The next year, COW participants were once again asked to take pre- and post-tests designed to measure factors such as self-esteem, self-efficacy, life satisfaction, and more. This time, though, the researchers added physical health measurements such as blood pressure and heart rate, both measured at the beginning and the end of the program.

Kline explained that when the program began, the mean systolic (upper number) blood pressure reading for COW participants was near the upper end of normal for adults. Four weeks later, at the end of the program, it had fallen to the normal range for adolescents.

“We saw significant decreases in blood pressure and heart rate from pre to post,” said Kline, who studies health psychology, or the influence of mental health on physical health.

It would be easy to speculate that increased physical fitness through COW’s plentiful opportunities for sit-ups and running would be the reason for the decreases in blood pressure and heart rate, but Kline was quick to note that the data didn’t support that correlation.

Participants in the College Orientation Workshop (COW) program work on their physical fitness in Cormack Hall.“Their fitness scores were not correlated with their blood pressure and heart rate reductions, but some of the psychological variables were,” he stated.

Coming into the current year, the trio of researchers decided to measure the same variables, but also attempt to answer another question—what is the long-term effect of COW participation?

To find out, the three went online to find a control group of young men who had not been through COW. They then arranged for all of the study participants, both COW, and non-COW, to take follow-up psychological assessments at the three-month, six-month, and one-year marks, with gift cards offered as a reward for survey completion.

“What we’re trying to do with the year-three program is, here are the COW participants and we’re seeing these changes,” explained Frein. “Here’s another group who did not do the COW program. Are we seeing any changes in them?”

But the three professors haven’t been just using the COW participants as guinea pigs in an experiment. They’ve also made an effort to help them build skills that can lead to healthier responses to stress in an unpredictable world.

“[Williams] has been wonderfully supportive of the research and has even invited us to create some workshops for the young men,” explained Whipple.

The workshops, centering on topics such as willpower, self-control, and emotional regulation, have all been taught by Frein, who strives to let participants know that they have more control over their lives than they might think.

“We can’t control what other people do, but we can control how we think,” Frein commented. “Events happen, but we can choose how we react to those events.”
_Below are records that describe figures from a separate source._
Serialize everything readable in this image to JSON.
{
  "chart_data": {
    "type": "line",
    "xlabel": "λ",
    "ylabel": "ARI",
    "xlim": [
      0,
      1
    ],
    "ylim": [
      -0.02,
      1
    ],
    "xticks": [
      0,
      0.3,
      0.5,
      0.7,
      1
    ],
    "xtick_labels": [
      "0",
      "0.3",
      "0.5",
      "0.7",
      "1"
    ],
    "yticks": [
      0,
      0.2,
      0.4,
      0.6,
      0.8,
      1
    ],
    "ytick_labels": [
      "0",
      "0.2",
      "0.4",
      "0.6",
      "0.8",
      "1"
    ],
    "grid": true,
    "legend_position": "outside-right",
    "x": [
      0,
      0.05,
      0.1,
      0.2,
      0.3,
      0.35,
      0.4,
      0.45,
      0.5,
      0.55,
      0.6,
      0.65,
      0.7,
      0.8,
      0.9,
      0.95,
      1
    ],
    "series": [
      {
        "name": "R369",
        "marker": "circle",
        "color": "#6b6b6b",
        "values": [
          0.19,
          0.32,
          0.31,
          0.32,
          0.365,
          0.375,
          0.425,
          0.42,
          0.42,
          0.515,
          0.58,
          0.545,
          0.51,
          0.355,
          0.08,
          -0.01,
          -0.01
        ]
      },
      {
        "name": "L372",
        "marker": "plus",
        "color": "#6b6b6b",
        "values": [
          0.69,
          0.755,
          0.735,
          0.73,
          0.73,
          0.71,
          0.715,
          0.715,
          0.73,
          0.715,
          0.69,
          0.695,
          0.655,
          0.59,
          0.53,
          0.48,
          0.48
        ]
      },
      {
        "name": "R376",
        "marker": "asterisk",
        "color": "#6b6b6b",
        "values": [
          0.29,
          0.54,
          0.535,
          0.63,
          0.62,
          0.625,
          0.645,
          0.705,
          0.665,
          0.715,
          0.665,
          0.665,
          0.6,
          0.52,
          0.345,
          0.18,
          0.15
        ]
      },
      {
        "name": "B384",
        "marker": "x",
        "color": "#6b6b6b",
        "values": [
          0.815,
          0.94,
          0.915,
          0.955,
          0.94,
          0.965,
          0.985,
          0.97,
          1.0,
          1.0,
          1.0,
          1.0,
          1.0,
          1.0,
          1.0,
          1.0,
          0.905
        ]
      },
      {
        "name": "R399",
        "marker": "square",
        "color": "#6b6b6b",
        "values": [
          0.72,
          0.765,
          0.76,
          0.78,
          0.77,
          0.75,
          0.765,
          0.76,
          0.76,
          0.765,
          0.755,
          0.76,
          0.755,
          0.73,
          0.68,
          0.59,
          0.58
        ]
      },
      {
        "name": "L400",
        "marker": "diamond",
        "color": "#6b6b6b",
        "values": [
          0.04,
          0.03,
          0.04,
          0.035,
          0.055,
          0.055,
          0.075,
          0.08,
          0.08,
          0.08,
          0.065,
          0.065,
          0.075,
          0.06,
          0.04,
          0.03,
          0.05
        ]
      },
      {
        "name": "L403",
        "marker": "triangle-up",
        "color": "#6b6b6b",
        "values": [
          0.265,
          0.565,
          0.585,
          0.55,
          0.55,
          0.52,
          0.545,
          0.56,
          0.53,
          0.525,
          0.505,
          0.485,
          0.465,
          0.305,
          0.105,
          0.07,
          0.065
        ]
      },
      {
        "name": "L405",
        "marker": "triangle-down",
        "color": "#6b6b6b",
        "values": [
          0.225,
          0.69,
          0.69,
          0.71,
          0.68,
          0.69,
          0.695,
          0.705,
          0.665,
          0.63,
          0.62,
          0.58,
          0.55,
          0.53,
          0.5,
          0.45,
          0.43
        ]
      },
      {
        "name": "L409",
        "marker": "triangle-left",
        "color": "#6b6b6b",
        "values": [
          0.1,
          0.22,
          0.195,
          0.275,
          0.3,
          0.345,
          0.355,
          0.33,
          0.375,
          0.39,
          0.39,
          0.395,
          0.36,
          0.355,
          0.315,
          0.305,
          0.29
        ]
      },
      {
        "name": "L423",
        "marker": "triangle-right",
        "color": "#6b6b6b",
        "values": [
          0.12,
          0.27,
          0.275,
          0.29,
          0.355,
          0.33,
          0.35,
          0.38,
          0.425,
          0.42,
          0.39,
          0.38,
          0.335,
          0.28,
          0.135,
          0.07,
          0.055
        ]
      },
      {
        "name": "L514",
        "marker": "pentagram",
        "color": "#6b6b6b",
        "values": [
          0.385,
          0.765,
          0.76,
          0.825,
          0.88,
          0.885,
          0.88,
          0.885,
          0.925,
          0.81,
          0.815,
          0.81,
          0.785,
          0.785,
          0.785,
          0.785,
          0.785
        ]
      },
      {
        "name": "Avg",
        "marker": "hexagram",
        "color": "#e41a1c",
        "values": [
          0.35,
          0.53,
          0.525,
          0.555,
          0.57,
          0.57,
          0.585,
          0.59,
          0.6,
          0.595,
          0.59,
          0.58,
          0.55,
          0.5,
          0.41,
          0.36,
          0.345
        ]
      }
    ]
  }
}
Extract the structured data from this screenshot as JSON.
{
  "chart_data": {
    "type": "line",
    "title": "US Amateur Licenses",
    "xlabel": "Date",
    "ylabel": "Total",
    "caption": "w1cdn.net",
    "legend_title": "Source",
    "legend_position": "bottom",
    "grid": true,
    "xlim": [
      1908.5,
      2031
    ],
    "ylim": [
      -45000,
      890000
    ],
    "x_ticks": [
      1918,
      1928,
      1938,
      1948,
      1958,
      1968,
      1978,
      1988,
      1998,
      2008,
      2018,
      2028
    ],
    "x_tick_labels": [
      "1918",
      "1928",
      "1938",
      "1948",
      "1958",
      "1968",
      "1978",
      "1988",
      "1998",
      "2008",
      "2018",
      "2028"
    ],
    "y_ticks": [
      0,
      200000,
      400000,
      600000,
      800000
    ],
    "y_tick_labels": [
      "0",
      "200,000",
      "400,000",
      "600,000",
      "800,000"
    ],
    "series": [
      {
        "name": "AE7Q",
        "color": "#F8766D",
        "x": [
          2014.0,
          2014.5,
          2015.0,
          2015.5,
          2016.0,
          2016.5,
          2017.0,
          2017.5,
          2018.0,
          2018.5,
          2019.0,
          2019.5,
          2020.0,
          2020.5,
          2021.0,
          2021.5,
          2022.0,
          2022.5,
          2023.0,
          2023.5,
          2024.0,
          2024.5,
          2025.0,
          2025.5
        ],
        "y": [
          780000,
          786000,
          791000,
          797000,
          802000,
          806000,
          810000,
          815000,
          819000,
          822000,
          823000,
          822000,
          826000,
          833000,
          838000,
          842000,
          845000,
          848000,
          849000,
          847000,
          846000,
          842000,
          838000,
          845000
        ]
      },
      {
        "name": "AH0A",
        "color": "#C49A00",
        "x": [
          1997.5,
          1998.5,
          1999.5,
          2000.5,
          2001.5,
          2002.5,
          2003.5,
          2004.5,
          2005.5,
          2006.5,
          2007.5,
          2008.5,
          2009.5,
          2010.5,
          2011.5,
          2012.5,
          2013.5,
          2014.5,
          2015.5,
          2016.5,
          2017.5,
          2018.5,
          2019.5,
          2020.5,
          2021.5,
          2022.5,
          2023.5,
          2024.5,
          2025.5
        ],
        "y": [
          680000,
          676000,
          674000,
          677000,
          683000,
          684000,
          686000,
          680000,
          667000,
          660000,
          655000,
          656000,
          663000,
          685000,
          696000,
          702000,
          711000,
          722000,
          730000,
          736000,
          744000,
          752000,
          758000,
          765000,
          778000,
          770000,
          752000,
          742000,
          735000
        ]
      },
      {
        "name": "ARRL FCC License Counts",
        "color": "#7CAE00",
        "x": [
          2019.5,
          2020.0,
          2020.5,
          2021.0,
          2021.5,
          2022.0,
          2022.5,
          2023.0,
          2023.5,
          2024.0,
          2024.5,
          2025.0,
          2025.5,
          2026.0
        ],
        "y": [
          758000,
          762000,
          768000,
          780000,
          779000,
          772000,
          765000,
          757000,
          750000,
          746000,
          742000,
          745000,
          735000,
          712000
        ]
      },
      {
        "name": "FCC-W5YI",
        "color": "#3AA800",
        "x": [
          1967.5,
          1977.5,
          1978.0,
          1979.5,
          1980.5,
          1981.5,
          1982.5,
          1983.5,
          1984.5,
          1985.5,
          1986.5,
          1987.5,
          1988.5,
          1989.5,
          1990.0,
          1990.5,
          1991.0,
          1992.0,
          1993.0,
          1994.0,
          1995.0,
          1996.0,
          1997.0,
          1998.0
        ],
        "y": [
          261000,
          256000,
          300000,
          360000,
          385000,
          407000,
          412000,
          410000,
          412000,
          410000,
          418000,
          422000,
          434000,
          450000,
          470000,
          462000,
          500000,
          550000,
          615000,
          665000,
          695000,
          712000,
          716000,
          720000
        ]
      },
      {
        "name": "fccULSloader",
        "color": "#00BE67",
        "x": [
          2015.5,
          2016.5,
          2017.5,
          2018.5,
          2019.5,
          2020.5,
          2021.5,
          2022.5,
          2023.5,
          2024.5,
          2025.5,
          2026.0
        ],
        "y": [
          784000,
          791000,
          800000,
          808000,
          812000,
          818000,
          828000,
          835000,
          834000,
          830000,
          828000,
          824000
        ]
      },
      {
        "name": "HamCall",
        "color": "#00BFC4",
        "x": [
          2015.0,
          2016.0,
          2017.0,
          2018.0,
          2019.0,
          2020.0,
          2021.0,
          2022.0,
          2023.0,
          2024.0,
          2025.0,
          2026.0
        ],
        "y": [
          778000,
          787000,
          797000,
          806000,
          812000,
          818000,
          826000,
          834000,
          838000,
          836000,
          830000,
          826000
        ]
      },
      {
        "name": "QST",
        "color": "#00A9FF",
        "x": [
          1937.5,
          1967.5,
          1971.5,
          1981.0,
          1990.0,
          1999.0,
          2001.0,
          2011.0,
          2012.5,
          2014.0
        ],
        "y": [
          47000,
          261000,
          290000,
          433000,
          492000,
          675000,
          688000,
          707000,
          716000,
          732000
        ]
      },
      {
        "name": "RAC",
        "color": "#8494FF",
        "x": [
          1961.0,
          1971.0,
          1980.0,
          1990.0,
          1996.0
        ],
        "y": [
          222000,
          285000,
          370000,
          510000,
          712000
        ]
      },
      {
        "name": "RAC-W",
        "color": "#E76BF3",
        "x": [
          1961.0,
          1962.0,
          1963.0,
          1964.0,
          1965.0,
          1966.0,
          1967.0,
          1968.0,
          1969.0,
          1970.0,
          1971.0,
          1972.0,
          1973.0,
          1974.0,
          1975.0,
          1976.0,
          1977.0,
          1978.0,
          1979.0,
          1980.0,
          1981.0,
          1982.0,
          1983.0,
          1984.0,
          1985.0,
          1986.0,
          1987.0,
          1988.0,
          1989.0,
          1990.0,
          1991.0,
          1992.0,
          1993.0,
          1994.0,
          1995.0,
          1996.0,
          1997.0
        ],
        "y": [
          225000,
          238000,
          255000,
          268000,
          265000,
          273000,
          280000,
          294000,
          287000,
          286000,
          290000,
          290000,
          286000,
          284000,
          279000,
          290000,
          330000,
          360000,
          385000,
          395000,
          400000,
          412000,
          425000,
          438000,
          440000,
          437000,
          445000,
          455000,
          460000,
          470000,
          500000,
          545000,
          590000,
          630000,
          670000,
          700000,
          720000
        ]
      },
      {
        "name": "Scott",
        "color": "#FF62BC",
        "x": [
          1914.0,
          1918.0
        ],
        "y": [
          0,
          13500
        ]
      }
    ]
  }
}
For his part, Williams is grateful to the psychology professors for all they’ve done to support COW. “By helping the [participants] understand how they can better harness their willpower, they can make far better decisions,” Williams commented. “That alone is worth far more than a pound of gold.”

Plans call for Frein, Kline, and Whipple to continue to work with COW participants each summer. They’ve also presented the results of their research at two conferences and have submitted a paper about their work to a peer-reviewed journal.